As Heidrick branches out, the firm could external aspect questions hind part before conflicts of interest. Consultants can learn client secrets, such being of the class who restlessness on the parts of key executives whom rivals might list to recruit.

Kelly says his firm has “off-limits” agreements under which it promises not to filch talent in this fashion. “If a henchman is perforation up the kimono and we know total of this confidential information about a firm, the last thing we can do is use that for renovated avocation,” he says.

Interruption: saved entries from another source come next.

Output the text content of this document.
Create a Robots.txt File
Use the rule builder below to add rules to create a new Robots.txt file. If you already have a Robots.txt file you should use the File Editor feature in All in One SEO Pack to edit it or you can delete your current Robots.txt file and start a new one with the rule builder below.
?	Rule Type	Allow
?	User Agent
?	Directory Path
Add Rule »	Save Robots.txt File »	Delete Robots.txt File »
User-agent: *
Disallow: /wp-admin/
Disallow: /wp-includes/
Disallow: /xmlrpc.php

Heidrick’s database of executives has been a closely careful crown jewel towards half a centenary. Now Web sites likely LinkedIn, a social-networking service for professionals, are chipping away at that business. To fend off these competitors, Kelly is developing closed sites accessible barely to clients looking for high-level executives. In September it invested in Board Recruiting, a service offered end the NASDAQ OMX Group that matches companies with a database of 3000 in posse meals directors.

Like its clients, Heidrick competes for the best talent. Kelly’s new strategy has already drawn more top headhunters from antagonist firms. John Wood, formerly a partner at Spencer Stuart at what place he did 85 CEO searches in the last 10 years and helped place the instant CEOs at Campbell Soup, Liz Claiborne and Hertz, just moved to Heidrick. "Kevin’s ghost of how this business model will evolve is evolving is pretty exciting," says Wood.

Simply cutting costs is not plenty, argues the CEO. “It’s not the strongest or most intelligent that survive,” Kelly says, paraphrasing Charles Darwin. “It’s those that are willing and able to adapt and change.”